#!/bin/bash
#===============================================================================
# compare hits for words with google
#
# uses curl and iconv
#===============================================================================
# config
user_agent="Mozilla/4.0 (compatible; MSIE 5.5; Windows 98; Win 9x 4.90)"
use_proxy="no"
# proxy config
#proxy_host="proxy.test.org"
#proxy_port="8080"
#proxy_user="me"
#proxy_passwd="xxxxxxxx"
# constants
TAB=$'\t'
#-------------------------------------------------------------------------------
### stolen from the web include
# URL encode a stream or a string ### / wird nicht encoded!
function url_encode() {
# usage exit for too many parameters
[ $# -gt 1 ] && { echo >&2 "usage: url_encode [string]"; return 1; }
# self call when an argument is given, else handle stdin
[ $# -eq 1 ] && { echo -n "$1" | url_encode; return $?; }
# first create alternating lines of hex code and ascii characters
# then remember the hex value,
# convert spaces to +,
# keep some selected characters unchanged
# and use the hexvalue prefixed with a % for the rest
##od -t x1c -w1 -v -An |
##LANG=C awk '
## NR % 2 { hex=$1; next }
## /^ *$/ { printf("%s", "+"); next }
## /^ *[a-zA-Z0-9.*()-]$/ { printf("%s", $1); next }
## /^ *\// { printf("%s", $1); next }
## { printf("%%%s", hex) }
##'
hexdump -v -e '1/1 "%02x\t"' -e '1/1 "%_c\n"' |
LANG=C awk '
$1 == "20" { printf("%s", "+"); next }
$2 ~ /^[a-zA-Z0-9.*()\/-]$/ { printf("%s", $2); next }
{ printf("%%%s", $1) }
'
}
#-------------------------------------------------------------------------------
# get hits for a word $1
function word_count() {
local query="$*"
# build query url
local system_charset="" # "" is the local encoding
local web_charset="utf-8" # google uses utf-8
local query=$(
echo -n "$query" |
iconv -f "$system_charset" -t "$web_charset" |
url_encode
)
local url="http://www.google.com/search?num=1&safe=off&hl=en&&q=$query"
# download page
case "$use_proxy" in
y|Y|yes|Yes|Yes) curl -s -A "$user_agent" -x "$proxy_host:$proxy_port" -U "$proxy_user:$proxy_passwd" "$url";;
*) curl -s -A "$user_agent" "$url";;
esac |
# filter out number of occurances
sed -n 's!.*of about \(\([0-9]\|\,\)\+\).*!\1!;T;p' |
head -n 1 | tr -d ','
#local url="http://www.google.de/search?num=1&q=$word"

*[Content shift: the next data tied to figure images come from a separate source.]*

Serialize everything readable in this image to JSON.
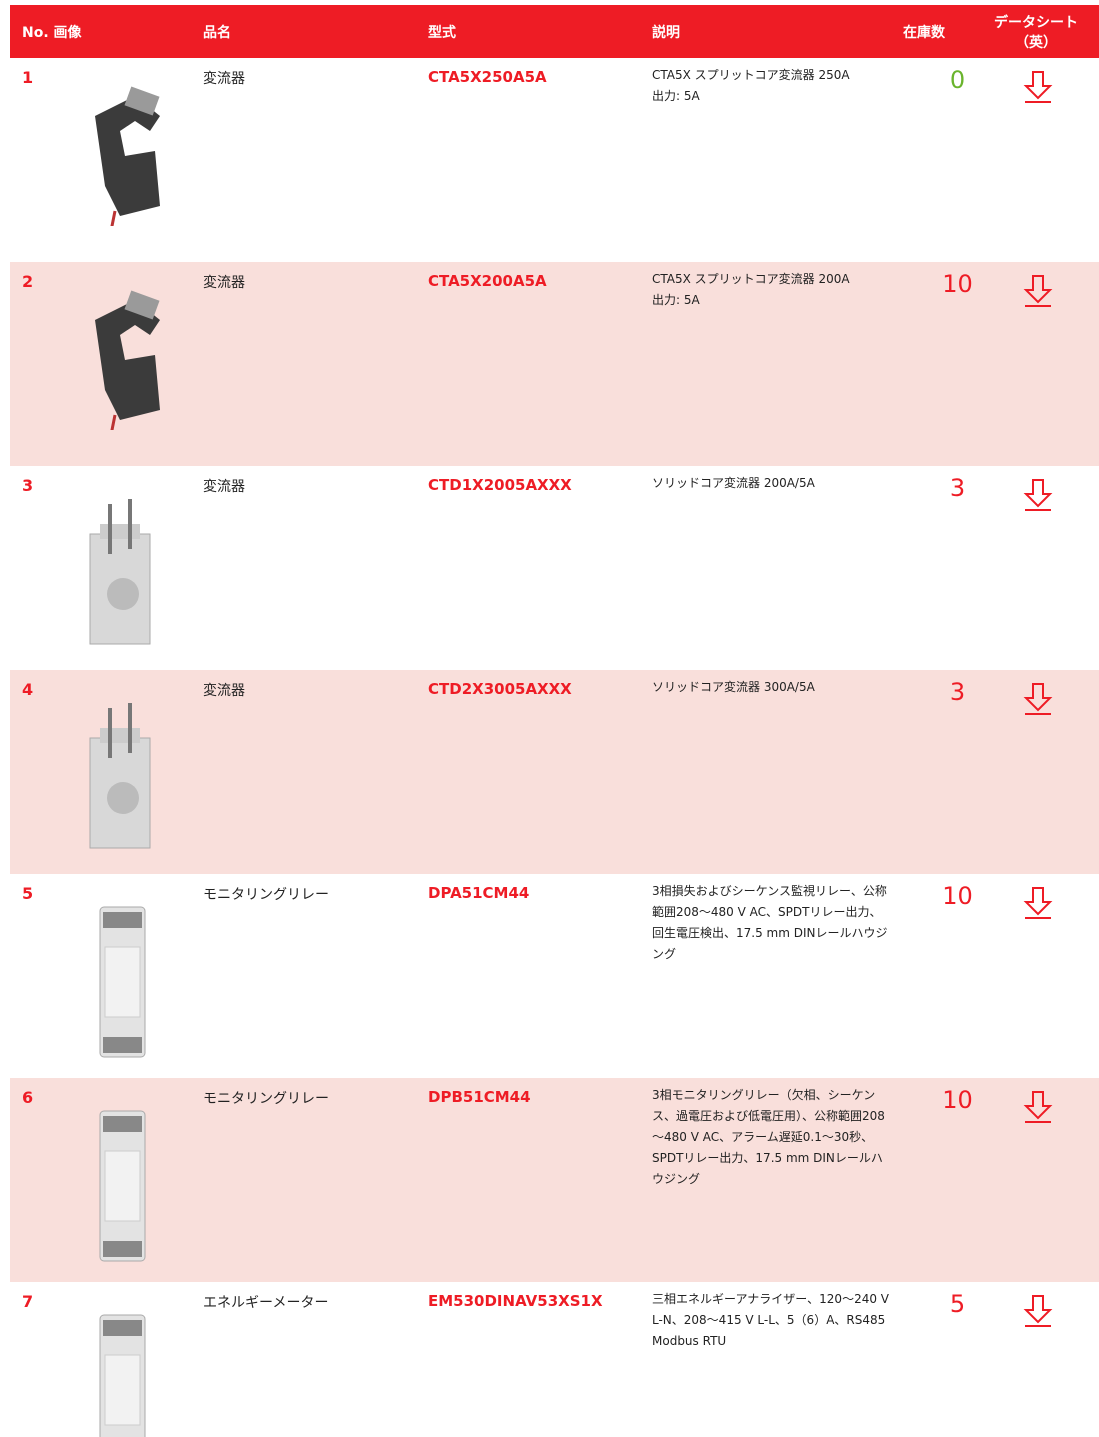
{
  "table": {
    "headers": [
      "No. 画像",
      "品名",
      "型式",
      "説明",
      "在庫数",
      "データシート（英）"
    ],
    "rows": [
      {
        "no": "1",
        "name": "変流器",
        "model": "CTA5X250A5A",
        "description": [
          "CTA5X スプリットコア変流器 250A",
          "出力: 5A"
        ],
        "stock": 0
      },
      {
        "no": "2",
        "name": "変流器",
        "model": "CTA5X200A5A",
        "description": [
          "CTA5X スプリットコア変流器 200A",
          "出力: 5A"
        ],
        "stock": 10
      },
      {
        "no": "3",
        "name": "変流器",
        "model": "CTD1X2005AXXX",
        "description": [
          "ソリッドコア変流器 200A/5A"
        ],
        "stock": 3
      },
      {
        "no": "4",
        "name": "変流器",
        "model": "CTD2X3005AXXX",
        "description": [
          "ソリッドコア変流器 300A/5A"
        ],
        "stock": 3
      },
      {
        "no": "5",
        "name": "モニタリングリレー",
        "model": "DPA51CM44",
        "description": [
          "3相損失およびシーケンス監視リレー、公称範囲208～480 V AC、SPDTリレー出力、回生電圧検出、17.5 mm DINレールハウジング"
        ],
        "stock": 10
      },
      {
        "no": "6",
        "name": "モニタリングリレー",
        "model": "DPB51CM44",
        "description": [
          "3相モニタリングリレー（欠相、シーケンス、過電圧および低電圧用）、公称範囲208～480 V AC、アラーム遅延0.1～30秒、SPDTリレー出力、17.5 mm DINレールハウジング"
        ],
        "stock": 10
      },
      {
        "no": "7",
        "name": "エネルギーメーター",
        "model": "EM530DINAV53XS1X",
        "description": [
          "三相エネルギーアナライザー、120～240 V L-N、208～415 V L-L、5（6）A、RS485 Modbus RTU"
        ],
        "stock": 5
      }
    ]
  }
}
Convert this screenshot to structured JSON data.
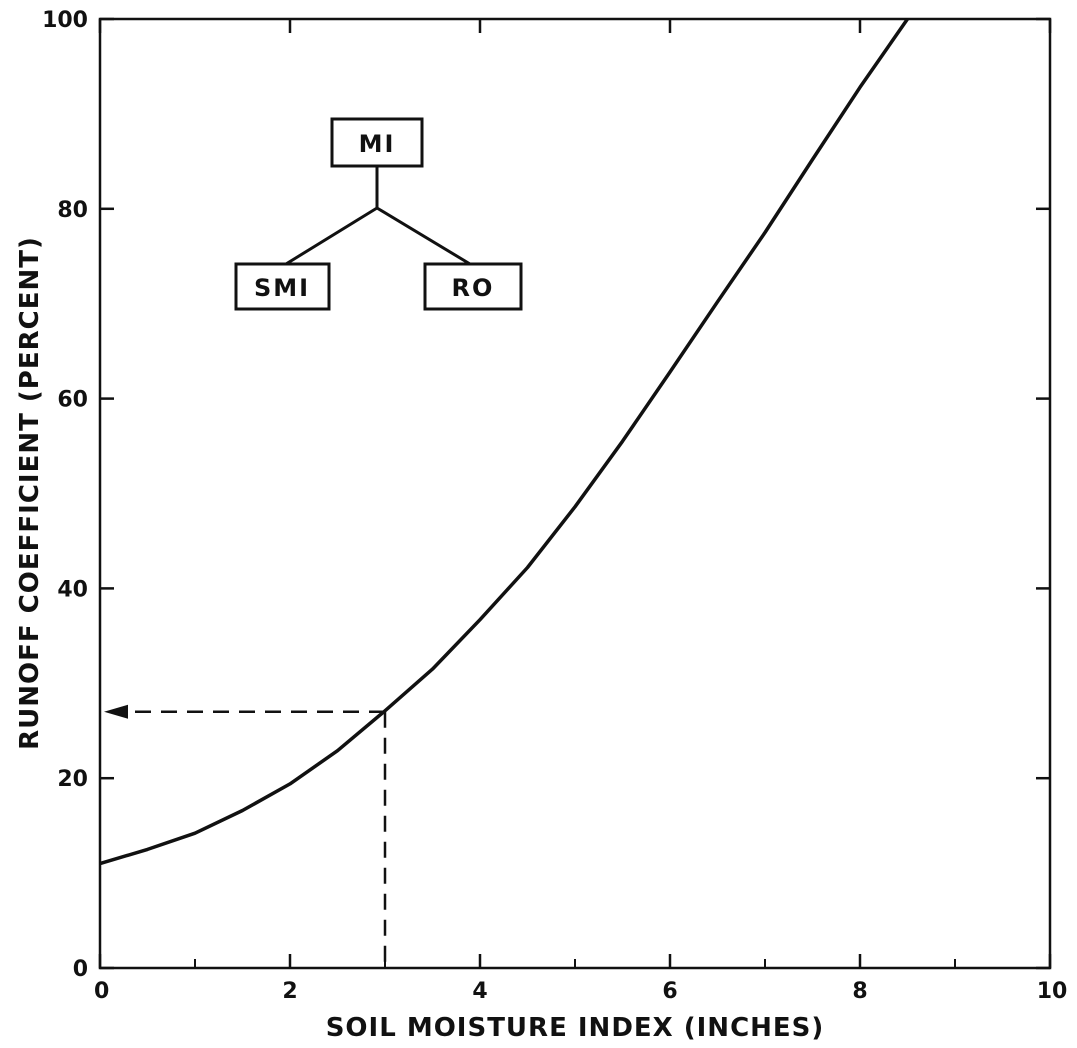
{
  "chart_data": {
    "type": "line",
    "title": "",
    "xlabel": "SOIL  MOISTURE  INDEX  (INCHES)",
    "ylabel": "RUNOFF COEFFICIENT (PERCENT)",
    "xlim": [
      0,
      10
    ],
    "ylim": [
      0,
      100
    ],
    "x_ticks": [
      0,
      2,
      4,
      6,
      8,
      10
    ],
    "x_tick_labels": [
      "0",
      "2",
      "4",
      "6",
      "8",
      "10"
    ],
    "x_minor_ticks": [
      1,
      3,
      5,
      7,
      9
    ],
    "y_ticks": [
      0,
      20,
      40,
      60,
      80,
      100
    ],
    "y_tick_labels": [
      "0",
      "20",
      "40",
      "60",
      "80",
      "100"
    ],
    "grid": false,
    "series": [
      {
        "x": [
          0,
          0.5,
          1,
          1.5,
          2,
          2.5,
          3,
          3.5,
          4,
          4.5,
          5,
          5.5,
          6,
          6.5,
          7,
          7.5,
          8,
          8.5
        ],
        "y": [
          11,
          12.5,
          14.2,
          16.6,
          19.4,
          22.9,
          27.1,
          31.5,
          36.7,
          42.2,
          48.6,
          55.5,
          62.8,
          70.2,
          77.5,
          85.2,
          92.8,
          100
        ]
      }
    ],
    "annotations": {
      "guide_point": {
        "x": 3,
        "y": 27
      },
      "guide_style": "dashed",
      "guide_arrow": "to y-axis"
    },
    "inset_diagram": {
      "nodes": [
        {
          "id": "mi",
          "label": "MI"
        },
        {
          "id": "smi",
          "label": "SMI"
        },
        {
          "id": "ro",
          "label": "RO"
        }
      ]
    }
  }
}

#sed -n 's!.*von ungef..hr \(\([0-9]\|\.\)\+\).*!\1!;T;p' | head -n 1 | tr -d '.'
}
# output hits for words in $@ sorted by number of hits
function query_words() {
local word
for word; do
count=$(word_count "$word")
echo "$count$TAB$word"
done |
sort -n
}
# find out the most successful hits in $1
function find_winners() {
local hits="$1"
local highest=$(echo "$result" | tail -n 1 | sed "s/$TAB.*//")
local winner=$( echo "$result" | grep "^$highest$TAB" | sed "s/.*$TAB//")
echo "winner$TAB$winner"
}
#-------------------------------------------------------------------------------
# no word given: usage exit
[ $# -eq 0 ] && {
echo >&2 "usage: $(basename $0) word .."
exit 1
}
# get hits
result=$(query_words "$@")
echo "$result"
# print winner
[ $# -gt 1 ] && find_winners "$result"
#===============================================================================
#:mode=shellscript:noTabs=false:tabSize=4:indentSize=4:lineSeparator=\n: